Unlike Peter Lynch, who liked to say he didn't care what the stock market overall was doing, Zweig -- who died in early 2013 -- cared a lot about the market's condition.

He used a number of market indicators to start his buying or selling process. He worried about interest rates, following the Federal Reserve's discount rate, the bank prime rate and whether installment debt, as measured by the Fed every month, was rising or falling.

He watched market momentum using the advance/decline indicator from the New York Stock Exchange. If advancers are ahead of gainers, stocks are worth considering. Add to that "up volume." If 90 percent of the market's volume is up, meaning investors are buying heavily, that's a signal of a big gain ahead. Another key buy signal was if the Value Line Composite Index rose four percent in a week.

Those indicators also helped him judge if the market was likely to weaken. A four percent decline in the Value Line Composite was a sell signal.  Ditto if volume trends turned to the negative.
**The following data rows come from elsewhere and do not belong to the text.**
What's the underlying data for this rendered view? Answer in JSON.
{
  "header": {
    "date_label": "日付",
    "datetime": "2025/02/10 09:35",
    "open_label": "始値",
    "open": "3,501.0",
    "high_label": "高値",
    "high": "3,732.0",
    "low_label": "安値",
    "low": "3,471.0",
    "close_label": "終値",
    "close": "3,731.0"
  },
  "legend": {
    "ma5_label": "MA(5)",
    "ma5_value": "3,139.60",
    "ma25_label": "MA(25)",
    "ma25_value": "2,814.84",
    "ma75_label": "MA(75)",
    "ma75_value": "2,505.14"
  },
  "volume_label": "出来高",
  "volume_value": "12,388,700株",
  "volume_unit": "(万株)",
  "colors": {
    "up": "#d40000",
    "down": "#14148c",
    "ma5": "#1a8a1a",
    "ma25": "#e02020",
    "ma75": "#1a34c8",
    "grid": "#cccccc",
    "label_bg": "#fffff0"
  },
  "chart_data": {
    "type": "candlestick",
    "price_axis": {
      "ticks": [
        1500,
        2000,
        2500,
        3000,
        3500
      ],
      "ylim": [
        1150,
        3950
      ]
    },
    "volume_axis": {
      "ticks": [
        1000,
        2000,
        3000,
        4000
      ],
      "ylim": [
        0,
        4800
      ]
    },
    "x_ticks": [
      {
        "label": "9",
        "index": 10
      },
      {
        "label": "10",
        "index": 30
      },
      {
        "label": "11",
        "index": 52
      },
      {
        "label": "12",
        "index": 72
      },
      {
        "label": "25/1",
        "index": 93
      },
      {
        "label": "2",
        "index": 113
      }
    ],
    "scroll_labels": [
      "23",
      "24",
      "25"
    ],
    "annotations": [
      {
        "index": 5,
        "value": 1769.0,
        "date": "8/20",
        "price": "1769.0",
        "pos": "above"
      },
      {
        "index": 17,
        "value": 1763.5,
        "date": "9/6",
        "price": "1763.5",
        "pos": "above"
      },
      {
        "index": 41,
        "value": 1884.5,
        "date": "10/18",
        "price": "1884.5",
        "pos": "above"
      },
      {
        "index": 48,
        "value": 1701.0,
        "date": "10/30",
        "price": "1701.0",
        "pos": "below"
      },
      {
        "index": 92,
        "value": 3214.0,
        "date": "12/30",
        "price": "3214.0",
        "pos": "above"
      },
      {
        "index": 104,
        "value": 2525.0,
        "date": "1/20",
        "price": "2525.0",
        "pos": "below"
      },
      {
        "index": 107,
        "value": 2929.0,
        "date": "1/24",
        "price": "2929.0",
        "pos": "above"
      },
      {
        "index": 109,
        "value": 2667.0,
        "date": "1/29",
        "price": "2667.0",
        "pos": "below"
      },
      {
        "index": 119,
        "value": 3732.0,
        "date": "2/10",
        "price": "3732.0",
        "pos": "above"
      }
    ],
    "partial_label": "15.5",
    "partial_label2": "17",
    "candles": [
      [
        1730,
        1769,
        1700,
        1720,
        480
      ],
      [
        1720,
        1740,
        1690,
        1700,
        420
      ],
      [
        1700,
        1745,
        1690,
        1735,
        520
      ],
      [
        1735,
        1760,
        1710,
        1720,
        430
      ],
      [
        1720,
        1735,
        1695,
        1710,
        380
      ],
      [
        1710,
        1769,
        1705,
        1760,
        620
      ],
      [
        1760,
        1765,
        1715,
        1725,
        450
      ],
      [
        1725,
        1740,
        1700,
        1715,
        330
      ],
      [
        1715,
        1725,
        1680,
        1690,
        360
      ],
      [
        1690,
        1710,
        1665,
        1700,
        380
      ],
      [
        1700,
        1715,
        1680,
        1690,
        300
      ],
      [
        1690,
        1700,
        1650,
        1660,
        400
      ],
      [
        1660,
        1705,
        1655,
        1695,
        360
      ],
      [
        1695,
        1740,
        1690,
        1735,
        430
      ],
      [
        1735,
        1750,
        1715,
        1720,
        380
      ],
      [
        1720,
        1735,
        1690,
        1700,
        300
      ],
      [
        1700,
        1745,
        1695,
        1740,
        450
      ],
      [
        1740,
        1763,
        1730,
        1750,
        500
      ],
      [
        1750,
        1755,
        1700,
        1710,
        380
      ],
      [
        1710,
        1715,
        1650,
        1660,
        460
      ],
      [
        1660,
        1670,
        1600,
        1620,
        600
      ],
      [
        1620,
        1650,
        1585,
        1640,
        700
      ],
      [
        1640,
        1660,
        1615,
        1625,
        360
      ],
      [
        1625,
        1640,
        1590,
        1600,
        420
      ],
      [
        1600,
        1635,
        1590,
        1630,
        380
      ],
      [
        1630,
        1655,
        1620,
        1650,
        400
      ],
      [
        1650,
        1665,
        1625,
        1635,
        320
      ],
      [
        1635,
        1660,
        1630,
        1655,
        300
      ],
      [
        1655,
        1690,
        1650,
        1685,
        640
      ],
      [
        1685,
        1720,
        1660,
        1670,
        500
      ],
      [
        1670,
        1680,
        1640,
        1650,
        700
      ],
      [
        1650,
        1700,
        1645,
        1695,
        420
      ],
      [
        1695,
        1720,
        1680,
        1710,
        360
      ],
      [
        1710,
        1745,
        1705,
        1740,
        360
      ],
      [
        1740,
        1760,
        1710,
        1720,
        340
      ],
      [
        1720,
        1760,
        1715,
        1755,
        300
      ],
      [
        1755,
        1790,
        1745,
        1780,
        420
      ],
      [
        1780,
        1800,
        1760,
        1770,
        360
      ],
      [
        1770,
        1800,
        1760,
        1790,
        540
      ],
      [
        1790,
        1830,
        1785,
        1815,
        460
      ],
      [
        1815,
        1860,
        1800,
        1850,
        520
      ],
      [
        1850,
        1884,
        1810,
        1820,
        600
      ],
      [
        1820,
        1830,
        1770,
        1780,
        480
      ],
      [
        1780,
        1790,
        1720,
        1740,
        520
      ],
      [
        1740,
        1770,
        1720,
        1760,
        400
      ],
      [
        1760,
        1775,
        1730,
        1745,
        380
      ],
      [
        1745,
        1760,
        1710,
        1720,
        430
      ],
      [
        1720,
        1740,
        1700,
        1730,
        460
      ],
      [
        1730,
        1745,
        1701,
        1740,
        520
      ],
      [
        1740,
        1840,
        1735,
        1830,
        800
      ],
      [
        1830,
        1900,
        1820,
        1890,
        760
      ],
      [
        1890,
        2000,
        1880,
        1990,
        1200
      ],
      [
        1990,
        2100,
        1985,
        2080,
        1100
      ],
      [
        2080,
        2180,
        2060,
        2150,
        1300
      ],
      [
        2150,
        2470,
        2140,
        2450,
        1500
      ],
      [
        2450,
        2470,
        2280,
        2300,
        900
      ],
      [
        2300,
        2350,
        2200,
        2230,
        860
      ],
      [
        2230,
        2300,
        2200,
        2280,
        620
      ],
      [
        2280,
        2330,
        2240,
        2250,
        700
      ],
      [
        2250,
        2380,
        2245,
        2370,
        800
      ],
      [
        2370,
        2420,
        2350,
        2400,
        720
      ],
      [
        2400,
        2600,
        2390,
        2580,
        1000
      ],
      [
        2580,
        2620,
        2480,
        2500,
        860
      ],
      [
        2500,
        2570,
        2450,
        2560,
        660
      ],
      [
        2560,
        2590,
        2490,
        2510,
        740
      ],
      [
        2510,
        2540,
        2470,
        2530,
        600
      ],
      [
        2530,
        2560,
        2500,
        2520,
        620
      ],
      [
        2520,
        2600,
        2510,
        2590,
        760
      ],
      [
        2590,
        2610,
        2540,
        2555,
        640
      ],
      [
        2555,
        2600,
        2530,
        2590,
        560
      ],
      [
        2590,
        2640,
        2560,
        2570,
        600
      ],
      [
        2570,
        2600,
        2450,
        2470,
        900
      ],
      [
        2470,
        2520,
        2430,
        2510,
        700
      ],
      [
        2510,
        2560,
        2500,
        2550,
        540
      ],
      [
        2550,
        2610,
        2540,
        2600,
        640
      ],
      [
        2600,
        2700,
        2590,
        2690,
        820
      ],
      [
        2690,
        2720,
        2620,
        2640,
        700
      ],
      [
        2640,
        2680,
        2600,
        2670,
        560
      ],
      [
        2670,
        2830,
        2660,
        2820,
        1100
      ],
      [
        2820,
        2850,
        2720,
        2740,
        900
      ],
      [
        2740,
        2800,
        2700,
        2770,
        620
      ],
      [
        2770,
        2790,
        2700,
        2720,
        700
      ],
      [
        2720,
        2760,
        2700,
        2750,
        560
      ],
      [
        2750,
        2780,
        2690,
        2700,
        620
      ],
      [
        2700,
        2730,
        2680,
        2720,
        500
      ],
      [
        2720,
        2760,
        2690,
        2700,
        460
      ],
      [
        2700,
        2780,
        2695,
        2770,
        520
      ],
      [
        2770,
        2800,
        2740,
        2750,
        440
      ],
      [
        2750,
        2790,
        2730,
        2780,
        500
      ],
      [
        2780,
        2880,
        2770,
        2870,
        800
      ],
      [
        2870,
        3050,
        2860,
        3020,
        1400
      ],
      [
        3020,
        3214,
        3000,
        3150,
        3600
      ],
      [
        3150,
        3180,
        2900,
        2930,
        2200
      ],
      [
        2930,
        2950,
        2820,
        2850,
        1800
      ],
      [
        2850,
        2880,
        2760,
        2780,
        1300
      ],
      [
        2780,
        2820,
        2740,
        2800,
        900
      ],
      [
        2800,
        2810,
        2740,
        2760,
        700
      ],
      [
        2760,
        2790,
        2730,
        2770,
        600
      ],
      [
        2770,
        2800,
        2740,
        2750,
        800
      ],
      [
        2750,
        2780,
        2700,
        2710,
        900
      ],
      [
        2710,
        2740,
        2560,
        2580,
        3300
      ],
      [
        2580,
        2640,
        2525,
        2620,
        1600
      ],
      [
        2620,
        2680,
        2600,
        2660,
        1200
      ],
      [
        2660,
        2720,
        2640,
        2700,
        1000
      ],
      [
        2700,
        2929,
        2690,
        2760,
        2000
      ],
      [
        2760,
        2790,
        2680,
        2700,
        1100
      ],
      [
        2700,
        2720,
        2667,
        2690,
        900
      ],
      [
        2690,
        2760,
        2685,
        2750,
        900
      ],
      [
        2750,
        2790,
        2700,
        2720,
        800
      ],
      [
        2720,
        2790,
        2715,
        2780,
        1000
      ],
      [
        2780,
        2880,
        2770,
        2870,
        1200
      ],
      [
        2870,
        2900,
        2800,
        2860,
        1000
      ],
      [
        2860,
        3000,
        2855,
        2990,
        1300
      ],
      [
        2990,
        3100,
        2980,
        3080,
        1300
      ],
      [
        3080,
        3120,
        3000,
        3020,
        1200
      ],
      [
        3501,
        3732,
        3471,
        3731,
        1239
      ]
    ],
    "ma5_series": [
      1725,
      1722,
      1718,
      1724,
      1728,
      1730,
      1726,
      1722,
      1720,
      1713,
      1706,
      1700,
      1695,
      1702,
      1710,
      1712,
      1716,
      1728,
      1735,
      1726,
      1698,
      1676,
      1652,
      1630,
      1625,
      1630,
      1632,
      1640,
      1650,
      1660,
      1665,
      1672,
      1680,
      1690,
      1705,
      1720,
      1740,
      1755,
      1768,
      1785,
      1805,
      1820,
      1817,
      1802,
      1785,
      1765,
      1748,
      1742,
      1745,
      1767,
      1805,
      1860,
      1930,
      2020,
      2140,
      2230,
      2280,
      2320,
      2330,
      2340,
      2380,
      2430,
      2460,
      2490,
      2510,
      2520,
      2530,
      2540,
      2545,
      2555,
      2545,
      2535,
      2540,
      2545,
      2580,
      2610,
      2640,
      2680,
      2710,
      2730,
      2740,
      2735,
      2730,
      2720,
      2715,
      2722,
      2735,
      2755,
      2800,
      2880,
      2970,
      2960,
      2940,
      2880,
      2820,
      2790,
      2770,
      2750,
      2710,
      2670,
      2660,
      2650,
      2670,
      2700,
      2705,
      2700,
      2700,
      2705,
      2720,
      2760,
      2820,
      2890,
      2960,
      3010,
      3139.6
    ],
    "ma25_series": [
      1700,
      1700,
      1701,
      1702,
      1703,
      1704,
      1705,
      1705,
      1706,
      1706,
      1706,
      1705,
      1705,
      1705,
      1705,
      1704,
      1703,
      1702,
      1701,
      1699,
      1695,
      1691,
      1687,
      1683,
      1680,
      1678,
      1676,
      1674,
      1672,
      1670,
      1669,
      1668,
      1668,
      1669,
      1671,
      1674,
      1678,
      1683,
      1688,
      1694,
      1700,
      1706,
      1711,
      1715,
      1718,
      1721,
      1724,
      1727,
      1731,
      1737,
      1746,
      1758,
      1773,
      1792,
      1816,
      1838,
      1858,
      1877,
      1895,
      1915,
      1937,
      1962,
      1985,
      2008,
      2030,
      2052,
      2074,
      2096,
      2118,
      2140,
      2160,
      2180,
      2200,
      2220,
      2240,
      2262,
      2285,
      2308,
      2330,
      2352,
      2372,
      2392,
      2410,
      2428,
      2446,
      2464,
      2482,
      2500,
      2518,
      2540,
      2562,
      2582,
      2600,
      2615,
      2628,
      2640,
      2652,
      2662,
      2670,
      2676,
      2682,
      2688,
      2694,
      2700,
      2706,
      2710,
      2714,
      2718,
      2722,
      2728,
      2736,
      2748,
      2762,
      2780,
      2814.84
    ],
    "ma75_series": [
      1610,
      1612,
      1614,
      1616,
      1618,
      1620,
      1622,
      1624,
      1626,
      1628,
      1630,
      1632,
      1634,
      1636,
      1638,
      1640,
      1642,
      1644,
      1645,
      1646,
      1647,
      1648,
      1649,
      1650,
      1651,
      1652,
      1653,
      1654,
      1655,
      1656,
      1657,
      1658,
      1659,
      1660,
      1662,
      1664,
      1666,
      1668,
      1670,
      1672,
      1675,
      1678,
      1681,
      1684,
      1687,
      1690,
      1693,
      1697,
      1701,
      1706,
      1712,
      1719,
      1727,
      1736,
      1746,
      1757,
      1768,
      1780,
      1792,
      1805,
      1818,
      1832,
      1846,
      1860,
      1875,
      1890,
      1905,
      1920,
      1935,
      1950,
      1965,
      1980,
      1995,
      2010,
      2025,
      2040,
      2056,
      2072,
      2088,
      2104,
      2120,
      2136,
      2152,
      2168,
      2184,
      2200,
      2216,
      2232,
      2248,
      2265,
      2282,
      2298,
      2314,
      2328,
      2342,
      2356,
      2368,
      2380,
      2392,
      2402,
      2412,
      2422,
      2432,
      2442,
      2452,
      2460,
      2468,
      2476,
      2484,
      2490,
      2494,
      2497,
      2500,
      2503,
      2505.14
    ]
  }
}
Then, he screened stocks every which way possible. But there were two key indicators that Zweig focused on:

  • A company's earnings must rise consistently for four or five years. (Lynch uses a similar measure in his thinking.) The situation can't have changed recently.
  • Then, he worried about price-to-earnings ratios. He liked stocks with PE ratios slightly stronger than the market overall, because he favored growth stocks over value stocks. If the market PE was 10, he would consider stocks with PE ratios of 12 to 14. He would not consider a stock with a PE under 5.

He would not buy a stock with a PE above 20 except in the most extreme circumstances. And he would worry if a proxy PE for the market was over 20. That suggests a good chance of a sell-off.

For those who are wondering, the PE ratio of the Standard & Poor's 500 Index on Feb. 14 was 19.5. A bit pricey, using Zweig's methodology. And there are plenty of others who believe the stock market was overpriced on Dec. 31 and still believe it's overpriced.

Lastly, and this is important: Zweig did not believe in buying and holding. He would ride a stock up and sell when he thought it had peaked. He usually put a stop loss in on a position at 10 percent to 20 percent below the market price so the downside on an investment was limited.

That's one reason why many Zweig watchers thought he was a perpetual market bear. Actually, his friend Liz Ann Sonders of Charles Schwab & Co. wrote that Zweig was a "perma-worrier." If you watch his conversation with Louis Rukeyser in October, the worry about the market (for good reason) made him look nearly exhausted. 

Of course, there was good reason to be worried.

If you use Zweig's world view, you could buy just about anything. A 10-stock portfolio that Validea.com built using Zweig principals currently includes:

  • Mutual-fund company Waddell & Reed Financial WDR
  • Gun maker Sturm, Ruger & Co. RGR
  • Transportation and shipping company Echo Global Logistics ECHO
  • Apparel-story operator TJX Companies TJX
  • Engineering and construction company Argan AGX
  • Insurance company HCI Group HCI
  • Debt-collection company Portfolio Recovery Associates PRAA
  • Biotech company Myriad Genetics MYGN
  • Semiconductor maker Skyworks Solutions SWKS
  • Alliance Fiber Optics AFOP, maker of fiber optics components.

Zweig may have worried a lot, but he wasn't humorless. He enjoyed his life hugely. He was a life-long poker player. He made so much money that he spent $21 million to buy the most expensive apartment in Manhattan, the three-floor penthouse at the Hotel Pierre Hotel.

It went on the market after his death for $125 million; the price was recently cut to $95 million.

He built a fantastic collection of American memorabilia. It included the sequined dress Marilyn Monroe wore when she sang "Happy Birthday" to John F. Kennedy, the Harley Davidson Hydra-Glide motorcycle Peter Fonda rode in "Easy Rider," singer Buddy Holly's guitar and a Brooklyn Dodgers jersey Jackie Robinson wore in his 1947 rookie season.

Being a successful investor has its plusses.